Post: #28
(15-11-2018, 13:47)Majami napisał(a): Chcesz fachowo to masz:
1.w łazience uzywamy chemii róznego rodzaju , matowe kafle nie sa na nia odporne. Impregnaty na nie niewiele pomagaja.
2. widac na nich kazdy paproszek
3.trzeba wiecej wysiłku do utrzymania go w czystosci
To ja nie wiem co to za plytki .
Mam w lazience na podlodze matowe jasne , na przedpokoju ciemne i w kuchni tez jasne .
Impregnowane juz byly kupione .
Myje je czym popadnie .
Na scianach mam z polyskiem i po umyciu musze je polerowac bzw. sciagac resztki wody takim gumowym Dings Bums.

Paproszkow tez nie widze , ale mze ja slepa juz jestem.
(15-11-2018, 13:26)iberte napisał(a): Z ta parasolka to nawet ladnie.
Ja jeszcze ze Sparkassy nawet balonika nie dostalem, wiec nie stac mnie na takie ozdoby.
Z ta sasiadka to tylko fantazje.
Kazdy je ma.
Przyznaj sie Unka....,
Drugi raz sie rozwodzic nie bede, wiec chaty juz zmienie.
Kuchnie robil mi rodak i oczywiscie spieprzyl.
Tydzien musial poprawiac.
Lazienke zlecilem okupantom i ci twierdza, ze matowe do lazienki to katastrofa.

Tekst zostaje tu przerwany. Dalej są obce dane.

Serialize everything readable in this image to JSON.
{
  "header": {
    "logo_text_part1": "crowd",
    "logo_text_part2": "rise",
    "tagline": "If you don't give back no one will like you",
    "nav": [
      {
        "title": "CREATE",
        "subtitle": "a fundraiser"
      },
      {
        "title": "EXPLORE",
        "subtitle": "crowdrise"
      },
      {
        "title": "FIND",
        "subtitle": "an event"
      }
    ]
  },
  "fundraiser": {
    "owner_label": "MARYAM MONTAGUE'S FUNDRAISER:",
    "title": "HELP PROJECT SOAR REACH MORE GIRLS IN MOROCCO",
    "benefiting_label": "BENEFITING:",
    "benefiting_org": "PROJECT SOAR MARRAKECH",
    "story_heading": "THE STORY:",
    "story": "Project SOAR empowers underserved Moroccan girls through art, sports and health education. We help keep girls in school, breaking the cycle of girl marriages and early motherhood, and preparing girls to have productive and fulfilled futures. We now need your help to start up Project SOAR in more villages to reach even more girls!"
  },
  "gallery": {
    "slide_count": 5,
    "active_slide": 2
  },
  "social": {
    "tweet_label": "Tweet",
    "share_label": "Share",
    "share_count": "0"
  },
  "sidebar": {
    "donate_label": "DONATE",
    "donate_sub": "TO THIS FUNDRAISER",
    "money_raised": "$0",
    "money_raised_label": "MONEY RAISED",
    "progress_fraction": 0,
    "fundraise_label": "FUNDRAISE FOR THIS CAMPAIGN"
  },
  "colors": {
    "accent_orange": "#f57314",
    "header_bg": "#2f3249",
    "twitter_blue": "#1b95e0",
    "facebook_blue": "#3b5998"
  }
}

Problem w tym, ze mi sie wlasnie matowe podobaja.
Wielu twierdzi, ze matowe nie, ale tak rzeczowo, to nikt nic nie powie....
Nie lubie plastikowych kwiatow .
No przeciez wiem , ze zartujesz / fantazjujesz.

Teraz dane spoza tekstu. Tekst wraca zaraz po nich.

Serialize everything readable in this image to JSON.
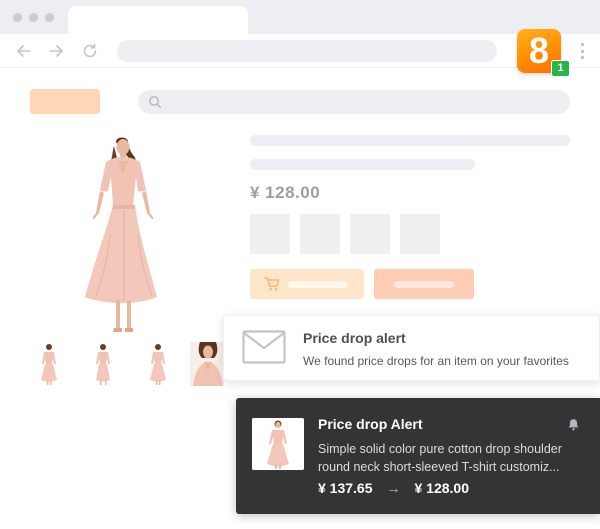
{
  "browser": {
    "extension": {
      "icon_text": "8",
      "badge_count": "1",
      "name": "extension-logo-icon"
    }
  },
  "product": {
    "price": "¥ 128.00",
    "image": "pink-dress-photo"
  },
  "alert": {
    "title": "Price drop alert",
    "message": "We found price drops for an item on your favorites"
  },
  "notification": {
    "title": "Price drop Alert",
    "description_line1": "Simple solid color pure cotton drop shoulder",
    "description_line2": "round neck short-sleeved T-shirt customiz...",
    "old_price": "¥ 137.65",
    "arrow": "→",
    "new_price": "¥ 128.00"
  },
  "colors": {
    "accent_orange": "#ff8a00",
    "badge_green": "#27b54a",
    "cart_button": "#ffe6ca",
    "buy_button": "#ffcdb6",
    "notification_bg": "#333436"
  }
}
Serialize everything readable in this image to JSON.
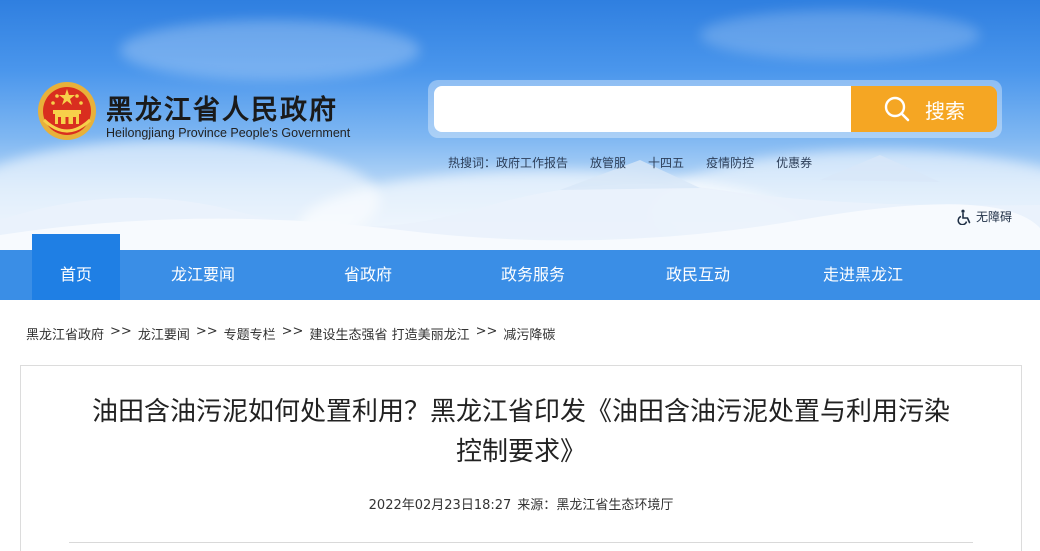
{
  "header": {
    "site_title": "黑龙江省人民政府",
    "site_subtitle": "Heilongjiang Province People's Government",
    "emblem_icon": "national-emblem-icon"
  },
  "search": {
    "placeholder": "",
    "button_label": "搜索",
    "button_color": "#f5a623",
    "icon": "search-icon"
  },
  "hot_search": {
    "label": "热搜词：",
    "items": [
      "政府工作报告",
      "放管服",
      "十四五",
      "疫情防控",
      "优惠券"
    ]
  },
  "accessibility": {
    "label": "无障碍",
    "icon": "wheelchair-icon"
  },
  "nav": {
    "color": "#3a8ee6",
    "active_color": "#1f7fe4",
    "items": [
      "首页",
      "龙江要闻",
      "省政府",
      "政务服务",
      "政民互动",
      "走进黑龙江"
    ]
  },
  "breadcrumb": {
    "separator": ">>",
    "items": [
      "黑龙江省政府",
      "龙江要闻",
      "专题专栏",
      "建设生态强省 打造美丽龙江",
      "减污降碳"
    ]
  },
  "article": {
    "title": "油田含油污泥如何处置利用？黑龙江省印发《油田含油污泥处置与利用污染控制要求》",
    "date": "2022年02月23日18:27",
    "source_label": "来源：",
    "source": "黑龙江省生态环境厅"
  }
}
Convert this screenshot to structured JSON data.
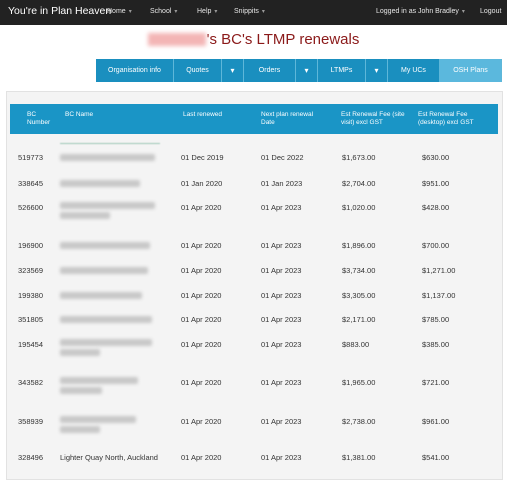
{
  "navbar": {
    "brand": "You're in Plan Heaven",
    "links": [
      {
        "label": "Home",
        "caret": "▾"
      },
      {
        "label": "School",
        "caret": "▾"
      },
      {
        "label": "Help",
        "caret": "▾"
      },
      {
        "label": "Snippits",
        "caret": "▾"
      }
    ],
    "user": "Logged in as John Bradley",
    "user_caret": "▾",
    "logout": "Logout"
  },
  "page": {
    "title_suffix": "'s BC's LTMP renewals",
    "title_color": "#8b1a1a"
  },
  "tabs": [
    {
      "label": "Organisation info"
    },
    {
      "label": "Quotes"
    },
    {
      "label": "Orders"
    },
    {
      "label": "LTMPs"
    },
    {
      "label": "My UCs"
    },
    {
      "label": "OSH Plans"
    }
  ],
  "tab_caret": "▾",
  "table": {
    "headers": {
      "bc_number": "BC Number",
      "bc_name": "BC Name",
      "last_renewed": "Last renewed",
      "next_renewal": "Next plan renewal Date",
      "fee_site": "Est Renewal Fee (site visit) excl GST",
      "fee_desktop": "Est Renewal Fee (desktop) excl GST"
    },
    "rows": [
      {
        "bc": "519773",
        "name": "",
        "last": "01 Dec 2019",
        "next": "01 Dec 2022",
        "site": "$1,673.00",
        "desk": "$630.00"
      },
      {
        "bc": "338645",
        "name": "",
        "last": "01 Jan 2020",
        "next": "01 Jan 2023",
        "site": "$2,704.00",
        "desk": "$951.00"
      },
      {
        "bc": "526600",
        "name": "",
        "last": "01 Apr 2020",
        "next": "01 Apr 2023",
        "site": "$1,020.00",
        "desk": "$428.00"
      },
      {
        "bc": "196900",
        "name": "",
        "last": "01 Apr 2020",
        "next": "01 Apr 2023",
        "site": "$1,896.00",
        "desk": "$700.00"
      },
      {
        "bc": "323569",
        "name": "",
        "last": "01 Apr 2020",
        "next": "01 Apr 2023",
        "site": "$3,734.00",
        "desk": "$1,271.00"
      },
      {
        "bc": "199380",
        "name": "",
        "last": "01 Apr 2020",
        "next": "01 Apr 2023",
        "site": "$3,305.00",
        "desk": "$1,137.00"
      },
      {
        "bc": "351805",
        "name": "",
        "last": "01 Apr 2020",
        "next": "01 Apr 2023",
        "site": "$2,171.00",
        "desk": "$785.00"
      },
      {
        "bc": "195454",
        "name": "",
        "last": "01 Apr 2020",
        "next": "01 Apr 2023",
        "site": "$883.00",
        "desk": "$385.00"
      },
      {
        "bc": "343582",
        "name": "",
        "last": "01 Apr 2020",
        "next": "01 Apr 2023",
        "site": "$1,965.00",
        "desk": "$721.00"
      },
      {
        "bc": "358939",
        "name": "",
        "last": "01 Apr 2020",
        "next": "01 Apr 2023",
        "site": "$2,738.00",
        "desk": "$961.00"
      },
      {
        "bc": "328496",
        "name": "Lighter Quay North, Auckland",
        "last": "01 Apr 2020",
        "next": "01 Apr 2023",
        "site": "$1,381.00",
        "desk": "$541.00"
      }
    ]
  },
  "colors": {
    "navbar": "#222222",
    "accent": "#1a8fbf",
    "active_tab": "#5bb8dd",
    "header": "#1a95c6"
  }
}
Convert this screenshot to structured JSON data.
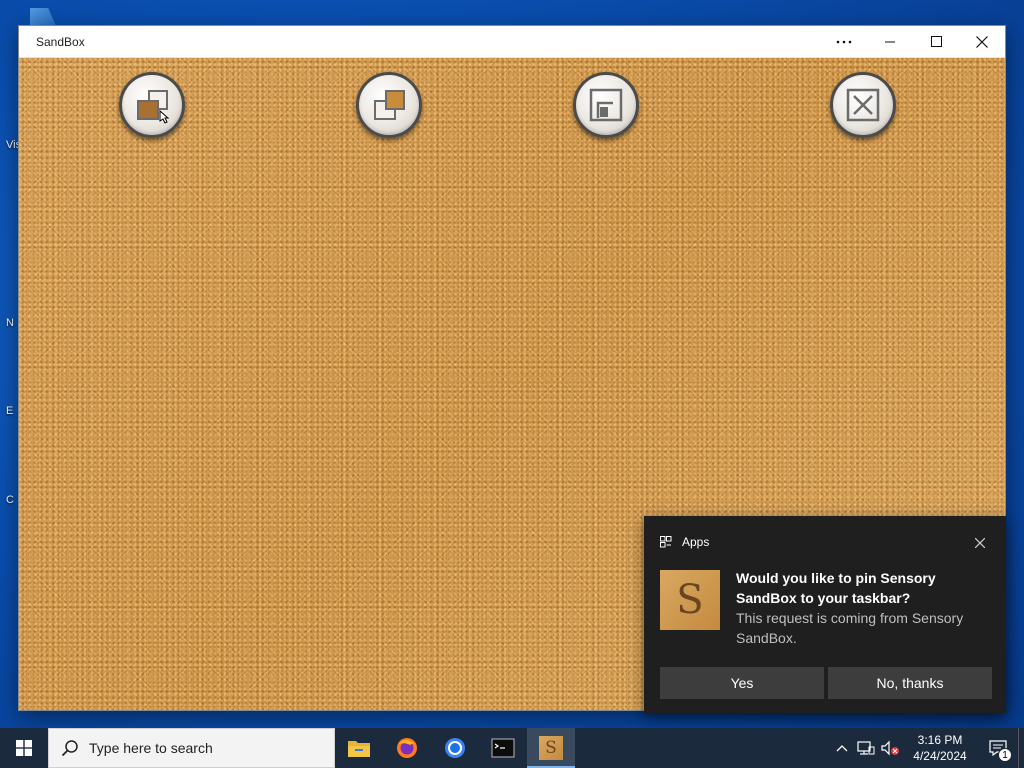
{
  "desktop": {
    "icon_fragments": [
      "Vis",
      "N",
      "E",
      "C"
    ]
  },
  "window": {
    "title": "SandBox",
    "controls": {
      "more": "more-options",
      "minimize": "minimize",
      "maximize": "maximize",
      "close": "close"
    },
    "buttons": [
      {
        "name": "swap-layers",
        "icon": "layers-back-icon"
      },
      {
        "name": "bring-forward",
        "icon": "layers-front-icon"
      },
      {
        "name": "resize-window",
        "icon": "resize-icon"
      },
      {
        "name": "close-app",
        "icon": "x-box-icon"
      }
    ],
    "background": "cork-board"
  },
  "toast": {
    "app": "Apps",
    "title": "Would you like to pin Sensory SandBox to your taskbar?",
    "body": "This request is coming from Sensory SandBox.",
    "icon_letter": "S",
    "yes": "Yes",
    "no": "No, thanks"
  },
  "taskbar": {
    "search_placeholder": "Type here to search",
    "apps": [
      "file-explorer",
      "firefox",
      "chrome",
      "terminal",
      "sensory-sandbox"
    ],
    "active_app": "sensory-sandbox",
    "app_letter": "S",
    "time": "3:16 PM",
    "date": "4/24/2024",
    "notification_count": "1"
  },
  "colors": {
    "toast_bg": "#1f1f1f",
    "toast_button": "#3d3d3d",
    "taskbar_bg": "#1b2a3d",
    "cork": "#d29a4f"
  }
}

Po co mam sie przyznawac ? Przeciez ja juz dalej fantazjowalam niz Ty :p
A wiadomo czy nie bedziesz sie drugi raz rozwodzil?
Niech nie wroza katastrofy , tylko impregnowane plytki daja i rob jak Ci sie podoba .
Najwyzej wezmiesz sobie , jak slonina radzi pania do sprzatania .
Zreszta na starosc i tak paproszkow nie dojrzysz .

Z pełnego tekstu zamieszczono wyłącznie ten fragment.